Accident de décompression : ce que révèle la plus grande étude DAN jamais réalisée

Accident de décompression : vous respectez vos paliers. Et pourtant.
La plus grande étude sur les accidents de décompression en plongée change-t-elle des choses pour vous ?
C’est ce que je me suis demandé en lisant attentivement cette incroyable recherche
Il y a des choses qu’on apprend en formation.
Et il y a des choses qu’on apprend sur le terrain (parfois de la mauvaise façon).
En 2026, DAN Europe, spécialiste dans la prévention des accidents de plongée et les communication scientifiques sur ce sujet, publie la plus grande étude jamais réalisée sur les accidents de décompression : 128 000 vraies plongées, des vrais plongeurs récréatifs (pas des militaires en chambre hyperbare.)
Ce qu’ils ont trouvé ne va peut-être pas révolutionner votre façon de plonger du tout au tout.
Mais ça va probablement vous faire regarder différemment certaines habitudes que vous avez depuis des années.
Et comprendre comment les accidents de décompression peuvent être mieux éviter.
Accident de décompression : une chose importante à comprendre
Un accident de décompression, c’est de l’azote ( ou d’autres gaz inertes ) qui se libère trop vite dans vos tissus lors de la remontée. Ce faisant, le gaz forme des bulles là où il ne devrait pas y en avoir. Ces bulles peuvent causer des douleurs articulaires, des engourdissements, des vertiges, et dans les cas graves des atteintes neurologiques sérieuses.
Mais ce qui est souvent mal compris, c’est qu’un accident de décompression peut arriver même en respectant scrupuleusement les tables et les paliers. souvent on parle alors d’accident de plongée immérité (même si le terme n’est pas correct). Le respect des limites de votre ordinateur est évidemment nécessaire. Mais ce n’est pas suffisant.
Ce qui fait la différence entre deux plongeurs qui font la même plongée et dont l’un rentre bien et l’autre pas, c’est un ensemble de facteurs qu’on ne regardait pas toujours.
Cette étude a eu le mérite de les identifier, de les mesurer, et de leur mettre des chiffres solides.
Le chiffre : Sur 128.000 plongées issues de vraies sorties récréatives, 628 accidents de décompression ont été recensés. Soit 0,49 %. Un chiffre qui semble modeste, mais qui représente des milliers d’accidents évitables chaque année dans le monde. Et le modèle statistique développé montre une excellente capacité à distinguer les plongées à risque de celles qui ne le sont pas.
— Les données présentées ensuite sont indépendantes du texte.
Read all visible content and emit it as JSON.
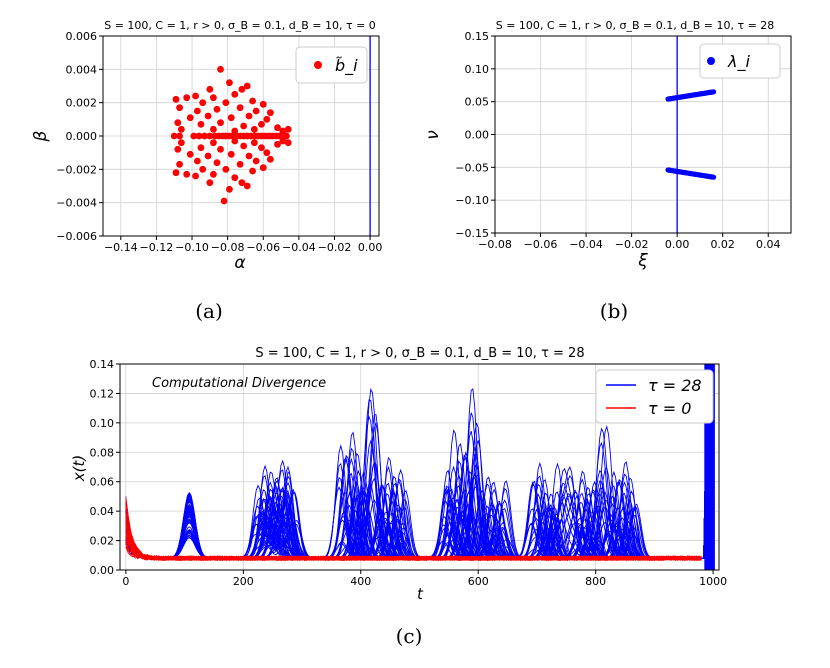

DAN a mis en évidence 12 facteurs influençant les accidents de décompression :
- Le gradient de supersaturation à la surface (DSSG)
- Le sexe féminin
- Le confort thermique
- Le nombre de mélanges gazeux utilisés
- L’exercice avant la plongée
- Le compartiment tissulaire directeur
- La charge de travail pendant la plongée
- Le but technique de la plongée
- La classe d’IMC
- Le nombre de plongées dans la série
- L’intervalle de surface
- L’état ressenti avant la plongée
Dans le cadre de cet article, je vais développer certains d’entre eux plus explicitement.
Tout comprendre en vidéo
La chose la plus importante que votre ordinateur de plongée ne vous dit pas
Imaginez que vous revenez d’une semaine en Égypte. Deux plongées par jour, des épaves magnifiques, des fonds à 35 mètres.
Vous avez respecté tous vos paliers, votre ordinateur a toujours été dans le vert.
Et pourtant, au dernier matin, vous remontez avec un fourmillement bizarre dans le bras gauche.
Ce scénario illustre parfaitement ce que cette étude met en lumière. Respecter les limites de votre ordi ne vous dit pas à quel point vos tissus sont encore chargés en azote au moment exact où vous atteignez la surface.
C’est ça, la vraie question.
Pensez à une bouteille de soda que vous auriez agitée pendant 40 minutes. Plus vous l’avez secouée fort et longtemps, plus le gaz s’est dissous dedans. Si vous l’ouvrez doucement et progressivement, il s’échappe tranquillement. Si vous l’ouvrez d’un coup… les bulles explosent. Votre corps, c’est cette bouteille. Et la remontée, c’est l’ouverture.
Voici ce que les données disent, niveau par niveau — et le dernier chiffre mérite vraiment qu’on s’y arrête :
Le chiffre : Sursaturation basse → quasi aucun accident. Entre 0,8 et 0,9 → 0,72 % d’accidents. Entre 0,9 et 1,0 → 3,3 % d’accidents (risque multiplié par 5). Au-delà de 1,0 → 37,5 % des plongées causent un accident. Presque une plongée sur deux.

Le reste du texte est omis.